Foi um período difícil para gravar, disse Aniston, e o material complexo da série tornava as coisas ainda mais complicadas. (A temporada mostra muitos confrontos, reconsiderações, acertos de contas e momentos de choro dramático.)

“Eu sou o tipo da pessoa que está sempre animada e sorridente –e quando a gravação chegou ao final eu estava esgotada de tanto gritar, chorar e me comover”, ela disse. “Depois de tanta emoção, meus olhos precisaram de semanas para desinchar”.

E enquanto tudo isso acontecia, Aniston e seus colegas no elenco de “Friends” gravaram sua muito aguardada e muitas vezes postergada reunião. Voltar, em um momento assim grave, à série brincalhona que definiu sua carreira foi uma experiência atordoante, disse a atriz.

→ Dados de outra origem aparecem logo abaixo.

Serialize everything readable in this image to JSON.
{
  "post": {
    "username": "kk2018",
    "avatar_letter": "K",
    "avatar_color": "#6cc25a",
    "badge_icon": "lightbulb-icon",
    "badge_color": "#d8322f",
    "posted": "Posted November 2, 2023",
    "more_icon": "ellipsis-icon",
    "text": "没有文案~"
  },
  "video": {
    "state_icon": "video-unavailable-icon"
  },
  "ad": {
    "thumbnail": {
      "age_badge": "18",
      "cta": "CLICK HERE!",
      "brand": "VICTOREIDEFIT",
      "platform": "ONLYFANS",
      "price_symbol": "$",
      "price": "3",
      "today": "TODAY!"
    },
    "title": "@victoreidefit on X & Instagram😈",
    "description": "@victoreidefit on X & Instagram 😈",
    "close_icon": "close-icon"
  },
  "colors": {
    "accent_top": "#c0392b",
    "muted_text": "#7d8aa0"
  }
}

“Nós chegamos todos à reunião em um estado de ignorância feliz”, ela disse. “Estávamos todos pensando como seria divertido voltar ao Estúdio 24 e encontrá-lo exatamente da maneira que o deixamos. Mas foi um golpe baixo direto no coração. Viajar no tempo não é assim tão fácil”.

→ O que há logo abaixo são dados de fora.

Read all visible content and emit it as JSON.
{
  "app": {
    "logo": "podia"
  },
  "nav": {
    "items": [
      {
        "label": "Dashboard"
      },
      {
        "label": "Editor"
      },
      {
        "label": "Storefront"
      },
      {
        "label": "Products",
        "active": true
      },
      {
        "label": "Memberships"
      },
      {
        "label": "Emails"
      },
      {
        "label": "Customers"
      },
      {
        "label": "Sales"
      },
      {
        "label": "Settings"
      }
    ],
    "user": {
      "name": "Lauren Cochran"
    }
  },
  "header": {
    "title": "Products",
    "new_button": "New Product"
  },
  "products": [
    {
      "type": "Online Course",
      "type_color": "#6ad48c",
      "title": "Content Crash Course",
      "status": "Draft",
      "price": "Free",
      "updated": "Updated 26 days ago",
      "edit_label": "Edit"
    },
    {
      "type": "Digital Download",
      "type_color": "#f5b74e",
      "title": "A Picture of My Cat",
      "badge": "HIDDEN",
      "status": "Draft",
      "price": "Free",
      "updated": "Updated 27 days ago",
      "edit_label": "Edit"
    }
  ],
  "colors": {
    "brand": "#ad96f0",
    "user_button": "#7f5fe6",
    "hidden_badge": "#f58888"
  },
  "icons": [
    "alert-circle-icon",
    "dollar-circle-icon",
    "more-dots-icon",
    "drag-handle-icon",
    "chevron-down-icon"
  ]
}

Quando “Friends” acabou, em 2004, depois de uma década em cartaz, “nós éramos todos jovens e animados e aguardávamos o futuro com esperança”, ela disse. “Mas muita coisa estava por vir, para todos nós –verdades duras, mudanças, perdas, filhos, casamentos, divórcios e abortos espontâneos. Uma das coisas que mais me emocionou foi perceber que aquela era uma época muito mais simples. Para começar, não tínhamos a mídia social que existe agora”.

Não houve anúncios sobre uma possível terceira temporada para “The Morning Show”, mas fica claro que ainda existem muitas coisas a explorar, a começar por como os personagens podem ir em frente depois dos traumas de 2020. Além da pandemia, ainda resta em aberto a questão do que acontece às pessoas apanhadas em escândalos públicos.

“Espero que façamos uma pausa, nos momentos de agitação, e avaliemos cada caso no momento em que ele surge e com a consideração devida”, disse Aniston. “É fácil demais simplesmente apertar um botão e fazer com que alguém desapareça”.